At 2AM, My Stepbrother Stabbed Me With A Screwdriver. Pain Pierced Through My Shoulder As My Parents Laughed, “Stop Being Dramatic.” Blood Running Down, With My Last Breath, I Sent An SOS Before Blacking Out. What Happened Next Shook The Entire Courtroom…

Chen leaned back. “We’re going to do two things. One, cooperate fully with law enforcement. Two, we’re going to control the civil side. Property. Assets. Any inheritance or equity they’ve tried to use as leverage.”

I blinked. “They want the house. They want anything I have.”

“Then we make it expensive,” Chen said.

He outlined a plan that made my stomach flip: bait them into a meeting under the pretense I was finally “coming around.” Let them think I’d sign documents to help with Dylan’s debt. Get them into a controlled room—with a police officer present, with a neutral witness, with everything recorded.

“A trap,” I whispered.

“A lawful one,” Chen corrected. “Your stepmother thinks she’s smarter than everyone. People like her love paperwork because they think it’s a weapon. We’re going to turn it into a mirror.”

Ruiz watched me carefully. “You don’t have to do this,” she said quietly. “We can go straight to charges and court.”

I thought of Evelyn’s laugh. Of my father’s sigh. Of Dylan’s grin.

“Yes,” I said. “I want them to sit across from me and realize they can’t rewrite reality anymore.”

Chen slid a legal pad toward me. “Then you call her.”

My hands were steady, which surprised me. In a quiet part of my brain, I recognized the feeling: the calm that comes right before action, the same calm I’d felt on the rope at basic training when the voices from home tried to pull me down and I climbed anyway.

I dialed Evelyn.

She answered on the second ring. “What do you want, Kenya?”

I forced my voice to shake. “Mom,” I said, tasting poison on the word. “I’ve been thinking. I… I was wrong. Family is everything, right?”

There was a pause—short, but I could almost hear her greed waking up.

“That’s right,” she said, voice suddenly warm. “I knew you’d come to your senses.”
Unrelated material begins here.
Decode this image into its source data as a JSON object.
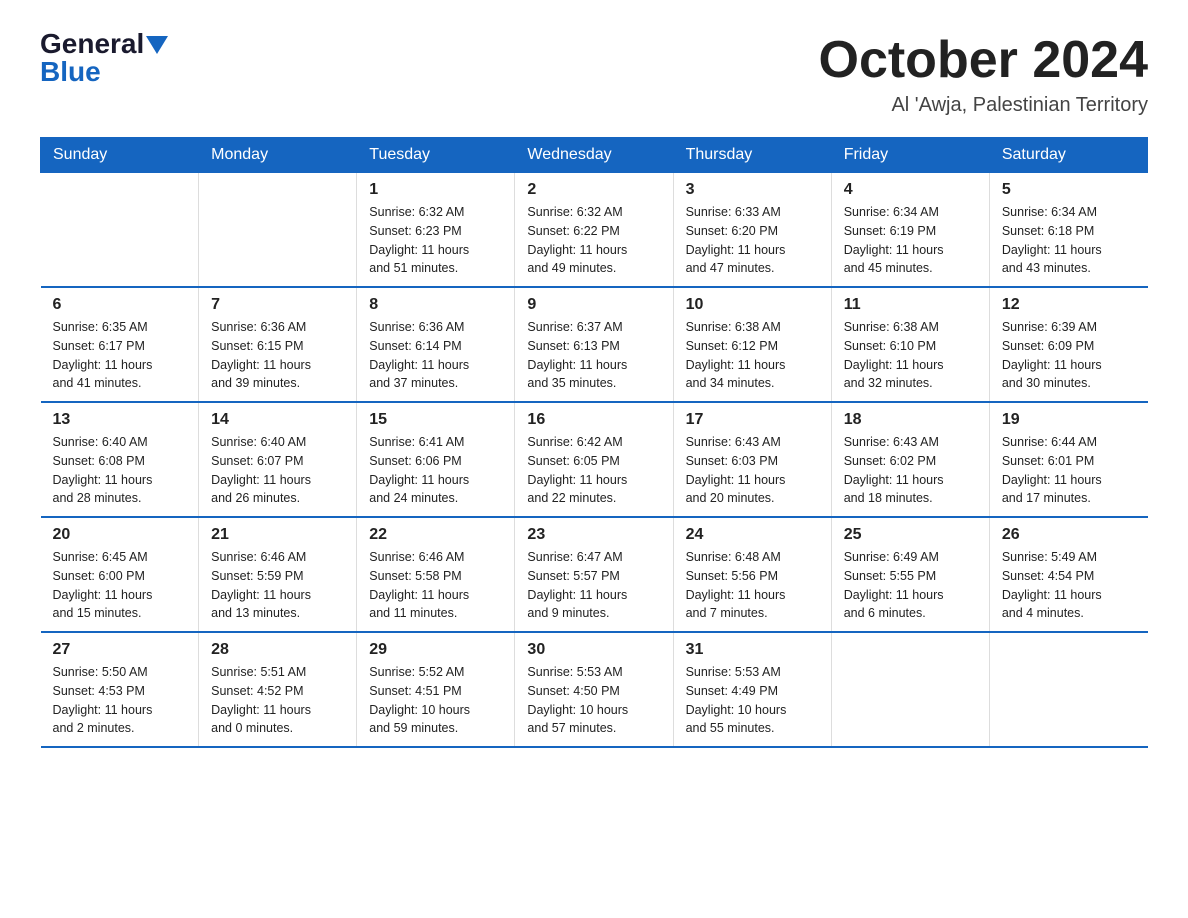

“I’ll sign,” I whispered. “I’ll help with Dylan’s debt. I’ll do what it takes.”

Evelyn exhaled like she’d been holding her breath for months. “Good girl,” she murmured. “Your father will be so relieved.”

I swallowed. “My military advisor says we have to do it at a lawyer’s office in Austin. It’s… procedure.”

“Of course,” she said quickly. Too quickly. “Whatever you need.”

When I hung up, the room felt oddly quiet, like the air had shifted.